Woody Harrelson dons significant prothetics to appear more Johnson-like, an issue for an actor of such distinct visual nature and sadly a problem for the film overall. Harrelson is a charming, menacing, subtle actor – heck, have you seen him in Three Billboards Outside Ebbing Missouri? – but a lot of what makes him work as an actor is hidden by unwieldy and often laughable makeup and effects. Honestly, if they’d just left him as he was, given him a decent hairpiece and let him go I think the film might have worked better, or at least we’d have seen the real Harrelson at work, rather than this waxwork figure who moves occasionally. As a creative choice, I can understand it, but similarly to Leonardo DiCaprio’s awful makeup effects in J Edgar, the performance is buried beneath the prosthetic and not enhanced by it.

The film’s screenplay comes to us from Joey Hartstone, writer on Shock & Awe and several episodes of The Good Fight, and in any other universe I’d think the film was intelligently written and manifested a solid portrayal of its titular character. But we live in a world now fascinated by political figures and their respective machinations, and the quality of the productions involving them are of the highest quality indeed; sadly, LBJ, while solid, plays more like a movie-of-the-week dot-point narrative than it does a compelling core story, threading LBJ into history rather than making it revolve around him. A criminally underused Jennifer Jason Leigh plays Johnson’s wife Lady Bird in a role I think should have been larger – the women behind the men are usually far more interesting than history would suggest at first blush – and Richard Jenkins, as the film’s primary antagonist, is once more the highlight of a film.

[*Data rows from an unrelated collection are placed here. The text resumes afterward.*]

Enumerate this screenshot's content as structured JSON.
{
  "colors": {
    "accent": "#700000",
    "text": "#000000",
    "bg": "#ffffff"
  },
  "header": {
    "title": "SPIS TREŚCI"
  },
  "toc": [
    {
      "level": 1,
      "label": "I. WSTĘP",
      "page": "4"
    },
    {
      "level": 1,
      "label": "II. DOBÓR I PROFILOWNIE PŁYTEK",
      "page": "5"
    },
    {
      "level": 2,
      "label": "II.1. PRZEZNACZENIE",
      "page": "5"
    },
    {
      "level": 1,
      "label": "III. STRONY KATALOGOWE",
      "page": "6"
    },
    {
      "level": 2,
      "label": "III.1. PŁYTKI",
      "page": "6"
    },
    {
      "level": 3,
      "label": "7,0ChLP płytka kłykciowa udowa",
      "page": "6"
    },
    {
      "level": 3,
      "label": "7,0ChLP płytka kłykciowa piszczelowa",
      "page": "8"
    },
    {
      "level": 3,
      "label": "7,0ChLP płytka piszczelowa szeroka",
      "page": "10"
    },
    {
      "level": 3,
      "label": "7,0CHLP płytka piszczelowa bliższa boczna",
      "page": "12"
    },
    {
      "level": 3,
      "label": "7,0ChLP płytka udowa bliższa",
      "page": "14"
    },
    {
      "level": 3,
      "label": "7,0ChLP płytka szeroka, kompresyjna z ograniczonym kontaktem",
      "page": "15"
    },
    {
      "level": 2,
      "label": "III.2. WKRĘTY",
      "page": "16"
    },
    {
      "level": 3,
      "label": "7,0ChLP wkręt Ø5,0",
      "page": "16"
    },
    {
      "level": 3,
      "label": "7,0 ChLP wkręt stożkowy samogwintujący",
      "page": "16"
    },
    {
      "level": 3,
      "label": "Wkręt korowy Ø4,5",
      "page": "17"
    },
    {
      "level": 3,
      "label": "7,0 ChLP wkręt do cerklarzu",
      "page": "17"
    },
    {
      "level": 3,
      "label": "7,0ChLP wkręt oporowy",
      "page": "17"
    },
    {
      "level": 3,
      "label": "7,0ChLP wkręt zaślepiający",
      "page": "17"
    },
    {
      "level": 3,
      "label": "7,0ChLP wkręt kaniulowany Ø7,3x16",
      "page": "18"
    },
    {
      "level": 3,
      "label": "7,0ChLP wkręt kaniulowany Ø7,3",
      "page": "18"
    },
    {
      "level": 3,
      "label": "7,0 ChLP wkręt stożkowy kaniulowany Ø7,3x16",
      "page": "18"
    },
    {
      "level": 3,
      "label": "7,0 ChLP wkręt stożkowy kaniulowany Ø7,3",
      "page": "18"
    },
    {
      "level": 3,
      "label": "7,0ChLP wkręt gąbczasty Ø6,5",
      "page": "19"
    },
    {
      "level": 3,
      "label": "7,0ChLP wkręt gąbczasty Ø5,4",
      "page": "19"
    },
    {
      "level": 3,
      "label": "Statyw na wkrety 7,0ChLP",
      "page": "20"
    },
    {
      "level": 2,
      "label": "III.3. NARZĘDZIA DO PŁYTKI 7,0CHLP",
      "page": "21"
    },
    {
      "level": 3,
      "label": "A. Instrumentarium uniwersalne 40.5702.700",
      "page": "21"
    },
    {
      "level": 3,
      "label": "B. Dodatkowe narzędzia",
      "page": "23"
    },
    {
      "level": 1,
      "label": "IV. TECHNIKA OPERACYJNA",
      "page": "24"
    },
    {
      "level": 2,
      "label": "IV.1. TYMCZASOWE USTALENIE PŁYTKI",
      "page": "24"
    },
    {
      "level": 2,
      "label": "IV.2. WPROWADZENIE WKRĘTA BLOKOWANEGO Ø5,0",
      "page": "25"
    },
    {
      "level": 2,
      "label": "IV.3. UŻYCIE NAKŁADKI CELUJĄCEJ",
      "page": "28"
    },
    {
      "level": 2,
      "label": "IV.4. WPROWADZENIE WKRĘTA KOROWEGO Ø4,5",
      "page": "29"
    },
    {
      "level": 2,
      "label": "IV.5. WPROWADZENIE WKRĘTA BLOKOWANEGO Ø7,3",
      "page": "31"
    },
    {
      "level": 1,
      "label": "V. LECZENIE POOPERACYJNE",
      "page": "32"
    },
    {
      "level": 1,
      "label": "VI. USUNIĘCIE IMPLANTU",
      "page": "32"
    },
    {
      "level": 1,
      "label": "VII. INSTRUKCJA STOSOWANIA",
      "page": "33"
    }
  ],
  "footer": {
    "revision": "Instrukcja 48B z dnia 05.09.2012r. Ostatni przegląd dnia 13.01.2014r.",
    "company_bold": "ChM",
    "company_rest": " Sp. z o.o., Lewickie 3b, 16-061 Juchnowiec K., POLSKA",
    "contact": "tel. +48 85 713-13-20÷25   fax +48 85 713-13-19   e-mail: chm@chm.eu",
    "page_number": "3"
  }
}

The film is indifferent to the Kennedy’s other than portraying Robert Kennedy as a brattish, arrogant prick, which he might well have been, but once JFK is killed there’s no sense of conclusion to his arc, or reconciliation with Johnson throughout their battles. The fact the film struggles to balance the tone of Johnson himself is also an indictment – at no point did I really like him or hate him, or find much to sink my brainteeth into, and this is to the detriment of the film. Harrelson draws some empathy as a man conflicted with the past and his country’s future, his disdain for the racism he sees in men he considered friends at one time, and his realisation that America post-Kennedy is a far different beast than the one before, but he can’t quite deliver the gravitas to make it kick like it ought. No slight on Harrelson, though, rather the material he is given and Reiner’s inability to find a path through the story’s permutations to a central truth about what happened.

The film is well directed visually, though, when it comes to its production detail. Costumes, sets, effects and the level of care that’s gone into representing this period of America’s history are all first rate, and Reiner’s sense of timing, pacing and comedy (yes, the film does have moments of levity despite its serious tone) are honed to perfection. Of note, the umpteenth realisation of the Kennedy assassination in Dallas, which looks much as it does in every other film to present the moment, as well as the labyrinthine White House corridors and Oval Office, which looks stark and crisp and wonderful. While the film slogs through its ill-fitting story, it never wavers with the visuals – I should also mention Marc Shaiman’s evocative score, which I felt suited the material well and never felt cheesy or too Uber-Patriotic, like many of these films can seem.

LBJ slots into Hollywood’s Presidential Cinema cavalcade somewhere in the mid-range level of films. Decidedly ambivalent about the man as a man, rather than as a President, LBJ’s genteel plot negates much of Woody Harrelson’s great work and that’s the shame of it all. A solid cast and moments of great acting are mired by indifferent ideologies and a workmanlike, commendably solid yet unfulfilling directorial job from Rob Reiner.